В тот миг, когда этот голос раздался внутри моей головы, на стену передо мной упала тень, и, резко оглянувшись, я увидел эльетиммского жреца, который вздымал надо мной булаву, чтобы разбросать мои мозги по узорчатым плиткам. Я бросился вперед и с треском проломил тонкие планки двери. Череп спас, но получил мощный удар по бедру и оказался лицом к лицу с перепуганной Каеской. Она была одна, и, внезапно все поняв, я молча выругал себя. Это ж надо – клюнул как дурак на их приманку!
– Хватай его!
Эльетимм отдернул порванную занавеску, и женщина заметалась как птица в клетке. Она попыталась схватить меня и завизжала от страха и возмущения, когда я сгреб ее за тонкую талию и бросил прямо в колдуна. Оба грохнулись на пол, а я побежал к ставням, открывавшимся в сад, второпях перепрыгнув через кушетку. Но едва моя нога коснулась пола, как ее пронзило нестерпимой болью. Я с криком упал и, катаясь по полу, схватился за бедро. Поглядев сквозь слезы на ногу, я увидел осколки кости, торчавшие из мяса, и кровавые лохмотья кожи. Зубы Даста, как он нанес такую рану всего одним скользящим ударом? Пока я стонал от боли, ублюдок подошел, чтобы позлорадствовать надо мной, и насмешливо стал шептать заклинание.
«Ах ты, навозная рожа!» – рассвирепел я и из последних сил двинул его здоровой ногой по колену – удар, которым я, бывало, калечил противников и покрупнее, чем он. И точно, колдун упал как подкошенный, хрипло вскрикнув, когда изогнутые ножки кушетки подломились под его тяжестью. Я получил слабый удар по почкам от Каески, но это меня не беспокоило. Как только заклинание расплелось, боль в бедре исчезла. Мои руки сжимали посиневшую от ушиба, но в остальном невредимую плоть, и я вскарабкался на ноги, дрожа от ярости и ужаса. Этот гад снова путал мой разум, перемешивал мозги, чтобы обмануть меня. Я толкнул Каеску в живот и отбросил к полке изысканных ваз, кои разлетелись вдребезги, и злобно подумал, что эта стерва получила довольно осколков в задницу.

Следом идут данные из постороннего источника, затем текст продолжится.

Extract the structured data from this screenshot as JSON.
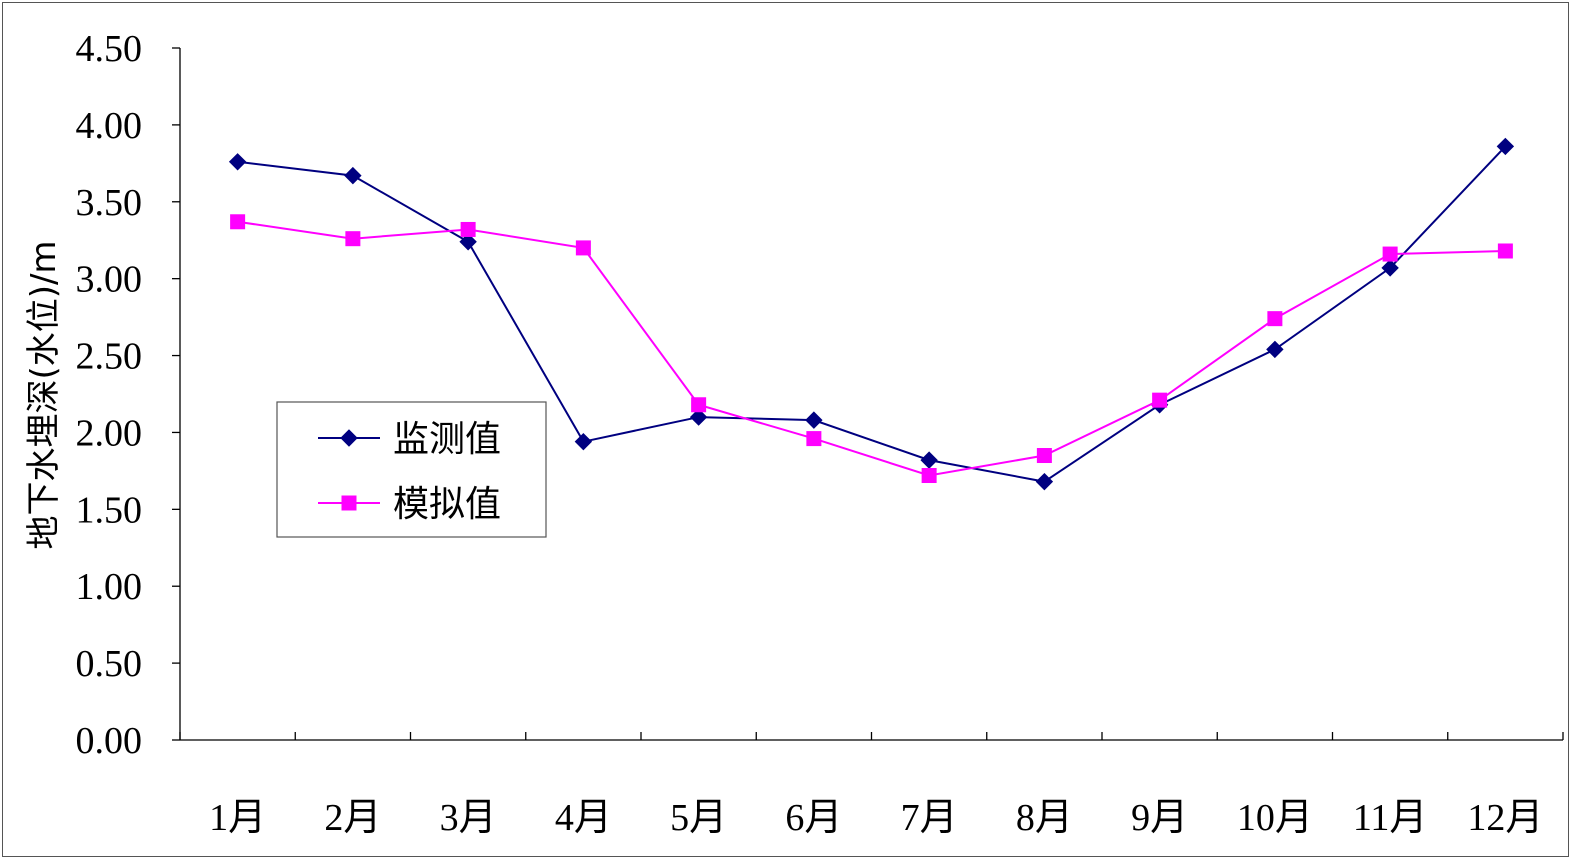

Я зыркнул в коридор – может, кто из слуг прибежал на шум и я получу невольную защиту? – но эта слабая надежда не оправдалась. Я потер глаза и грязно выругался: ощущение направления растворилось под настойчивым ритмом еще одного заклинания, звенящего в моих ушах, бессмысленные слова отскакивали от стен, и комната поплыла перед моим затуманенным взором. Я повернулся кругом, лицом к жрецу, и потянулся к его расплывчатой фигуре, но колдун успел вернуть себе булаву. Он поднял ее с тревожным опытом, и я отступил. Свободной рукой он выдернул из-за пояса кинжал и бросил Каеске.